Publish date: 18 July 2019
Issue Number: 4742
Diary: Legalbrief Today
A Small, Medium and Micro Enterprise (SMME) Ombudsman Services Bill will be tabled in Parliament before the end of the 2019/20 financial year, according to Small Business Development Minister Khumbudzo Ntshavheni. However, notes Pam Saxby for Legalbrief Policy Watch, the Minister’s recent budget vote speech provided no insight into the Bill’s contents beyond confirming that its purpose will be to provide SMMEs with ‘a less costly dispute resolution mechanism’. The proposed new piece of legislation may well draw from provisions in the DA’s Small Enterprises Ombud Service Bill, which was rejected last year by the committee concerned because, according to a Parliamentary Monitoring Group report, the Department of Small Business Development was apparently already drafting something similar.
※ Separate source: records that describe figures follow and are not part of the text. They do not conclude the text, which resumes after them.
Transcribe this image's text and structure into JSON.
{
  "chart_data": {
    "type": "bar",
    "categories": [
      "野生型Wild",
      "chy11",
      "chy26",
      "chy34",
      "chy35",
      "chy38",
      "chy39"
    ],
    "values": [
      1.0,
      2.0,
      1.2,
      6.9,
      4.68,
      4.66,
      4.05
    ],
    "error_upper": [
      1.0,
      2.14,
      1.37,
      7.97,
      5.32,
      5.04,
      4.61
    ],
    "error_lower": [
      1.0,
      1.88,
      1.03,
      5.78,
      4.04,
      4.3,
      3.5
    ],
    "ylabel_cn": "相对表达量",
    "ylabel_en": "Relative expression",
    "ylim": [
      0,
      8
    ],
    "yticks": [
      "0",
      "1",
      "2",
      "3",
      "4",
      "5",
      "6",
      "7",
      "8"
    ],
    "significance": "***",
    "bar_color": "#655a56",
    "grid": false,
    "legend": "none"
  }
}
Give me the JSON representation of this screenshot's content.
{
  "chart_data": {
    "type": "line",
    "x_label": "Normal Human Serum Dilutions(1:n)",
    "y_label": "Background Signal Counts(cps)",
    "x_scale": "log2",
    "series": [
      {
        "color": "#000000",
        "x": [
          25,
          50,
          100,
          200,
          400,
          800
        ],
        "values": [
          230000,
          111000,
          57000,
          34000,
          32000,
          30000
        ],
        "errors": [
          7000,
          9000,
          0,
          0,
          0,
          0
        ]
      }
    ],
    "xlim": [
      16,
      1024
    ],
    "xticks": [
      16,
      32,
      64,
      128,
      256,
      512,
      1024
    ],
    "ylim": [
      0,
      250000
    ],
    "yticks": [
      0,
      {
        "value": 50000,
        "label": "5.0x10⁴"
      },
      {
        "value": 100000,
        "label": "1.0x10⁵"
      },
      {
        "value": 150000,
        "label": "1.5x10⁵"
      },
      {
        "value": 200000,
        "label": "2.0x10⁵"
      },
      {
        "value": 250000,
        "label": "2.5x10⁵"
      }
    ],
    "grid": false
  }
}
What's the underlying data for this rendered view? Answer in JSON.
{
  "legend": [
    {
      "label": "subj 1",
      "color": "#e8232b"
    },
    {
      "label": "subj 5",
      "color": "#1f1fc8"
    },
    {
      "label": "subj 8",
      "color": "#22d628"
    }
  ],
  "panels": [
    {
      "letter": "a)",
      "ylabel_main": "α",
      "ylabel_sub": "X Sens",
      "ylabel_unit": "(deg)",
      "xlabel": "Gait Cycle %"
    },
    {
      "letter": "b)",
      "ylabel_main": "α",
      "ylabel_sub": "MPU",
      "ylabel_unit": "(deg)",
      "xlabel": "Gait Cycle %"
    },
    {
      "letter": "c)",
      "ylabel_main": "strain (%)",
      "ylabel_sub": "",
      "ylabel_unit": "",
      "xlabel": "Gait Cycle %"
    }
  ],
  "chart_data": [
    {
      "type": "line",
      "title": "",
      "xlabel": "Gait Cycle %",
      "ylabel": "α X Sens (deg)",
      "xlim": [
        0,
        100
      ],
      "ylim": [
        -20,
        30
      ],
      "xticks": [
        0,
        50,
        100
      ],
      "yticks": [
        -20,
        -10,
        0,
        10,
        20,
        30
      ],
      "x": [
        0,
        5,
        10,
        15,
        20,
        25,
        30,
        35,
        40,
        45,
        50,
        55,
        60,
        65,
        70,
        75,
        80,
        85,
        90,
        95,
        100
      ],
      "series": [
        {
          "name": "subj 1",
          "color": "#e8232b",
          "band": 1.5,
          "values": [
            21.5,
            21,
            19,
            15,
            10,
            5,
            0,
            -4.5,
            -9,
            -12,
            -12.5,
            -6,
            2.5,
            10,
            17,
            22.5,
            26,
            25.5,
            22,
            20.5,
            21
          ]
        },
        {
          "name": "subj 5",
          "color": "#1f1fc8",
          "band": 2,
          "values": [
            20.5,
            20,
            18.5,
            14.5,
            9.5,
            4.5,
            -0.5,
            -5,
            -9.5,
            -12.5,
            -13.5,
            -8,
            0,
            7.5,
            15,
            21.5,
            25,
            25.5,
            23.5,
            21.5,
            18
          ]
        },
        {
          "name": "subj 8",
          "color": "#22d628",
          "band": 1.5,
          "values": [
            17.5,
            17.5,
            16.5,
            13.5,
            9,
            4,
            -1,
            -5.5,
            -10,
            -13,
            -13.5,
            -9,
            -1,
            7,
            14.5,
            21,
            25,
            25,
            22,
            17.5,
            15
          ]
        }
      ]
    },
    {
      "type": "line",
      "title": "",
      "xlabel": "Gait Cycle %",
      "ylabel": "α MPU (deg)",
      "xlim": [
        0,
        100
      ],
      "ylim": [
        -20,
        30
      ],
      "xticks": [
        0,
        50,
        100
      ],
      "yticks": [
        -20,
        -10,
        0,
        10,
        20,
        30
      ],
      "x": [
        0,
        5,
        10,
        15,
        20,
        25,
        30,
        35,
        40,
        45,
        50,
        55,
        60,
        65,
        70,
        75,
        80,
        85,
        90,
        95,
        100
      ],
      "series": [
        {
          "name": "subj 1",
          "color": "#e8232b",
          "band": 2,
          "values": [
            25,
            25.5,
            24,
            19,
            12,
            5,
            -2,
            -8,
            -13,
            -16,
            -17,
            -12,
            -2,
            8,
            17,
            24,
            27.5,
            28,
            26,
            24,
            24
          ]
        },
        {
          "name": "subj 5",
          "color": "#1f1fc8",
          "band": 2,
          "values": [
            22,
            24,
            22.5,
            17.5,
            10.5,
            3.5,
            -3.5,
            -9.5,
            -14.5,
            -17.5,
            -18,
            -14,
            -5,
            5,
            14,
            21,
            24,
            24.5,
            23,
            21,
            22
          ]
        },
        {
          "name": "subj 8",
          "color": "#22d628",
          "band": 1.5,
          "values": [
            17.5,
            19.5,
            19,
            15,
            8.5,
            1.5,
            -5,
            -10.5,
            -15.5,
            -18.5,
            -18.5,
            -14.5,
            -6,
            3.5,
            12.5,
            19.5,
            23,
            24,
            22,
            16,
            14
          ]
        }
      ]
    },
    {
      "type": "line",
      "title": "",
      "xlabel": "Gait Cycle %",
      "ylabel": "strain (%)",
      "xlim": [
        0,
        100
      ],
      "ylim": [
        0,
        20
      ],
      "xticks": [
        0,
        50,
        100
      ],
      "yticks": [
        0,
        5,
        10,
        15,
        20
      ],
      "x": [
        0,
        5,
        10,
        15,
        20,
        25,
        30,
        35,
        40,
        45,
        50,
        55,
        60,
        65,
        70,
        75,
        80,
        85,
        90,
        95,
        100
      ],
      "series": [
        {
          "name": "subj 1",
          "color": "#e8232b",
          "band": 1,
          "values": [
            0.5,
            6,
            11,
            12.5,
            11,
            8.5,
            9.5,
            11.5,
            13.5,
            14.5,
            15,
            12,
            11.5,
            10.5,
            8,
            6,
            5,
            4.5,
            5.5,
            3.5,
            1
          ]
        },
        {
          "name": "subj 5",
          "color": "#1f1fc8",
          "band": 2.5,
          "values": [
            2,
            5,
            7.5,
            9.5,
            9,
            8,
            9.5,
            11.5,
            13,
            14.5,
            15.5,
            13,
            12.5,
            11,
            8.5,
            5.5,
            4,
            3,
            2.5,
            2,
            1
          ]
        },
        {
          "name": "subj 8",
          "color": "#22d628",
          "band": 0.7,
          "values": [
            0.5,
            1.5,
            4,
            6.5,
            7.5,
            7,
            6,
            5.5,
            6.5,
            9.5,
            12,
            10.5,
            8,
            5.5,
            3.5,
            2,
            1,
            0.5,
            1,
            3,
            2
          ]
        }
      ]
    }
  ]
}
Ntshavheni also announced the phased introduction of a ‘blended financing model’ for SMMEs, beginning in 2019/20 and expected to be complete by 2021/2022. Aimed at lowering the cost of capital to facilitate ‘access’ and enhance a borrowing enterprise’s prospects of sustainability and growth, the model will mix grants with repayable loans – targeting early-stage enterprises that require ‘lower gearing and patient capital’. To be implemented jointly by the Small Enterprise Finance Agency (Sefa) and the Land Bank, the model is expected not only to impact positively on the SMME survival rate but also on that of small-scale farmers.
However, its successful implementation is likely to depend to some extent on addressing what the Minister referred to as ‘serious’ but ‘not insurmountable’ challenges at Sefa apparently related to ‘high levels of arrears’ in its ‘bridging loan/revolving credit portfolio’. Ntshavheni blamed this on the time taken by government departments – as the principal clients of many SMMEs – to pay for goods and services received. This perennial issue is expected to be mitigated by the introduction of a regulatory regime requiring all government entities to ‘accept cession agreements’. The Minister’s speech attributed ‘almost 90% of Sefa’s impairments’ to ‘debts owed by government to SMMEs’.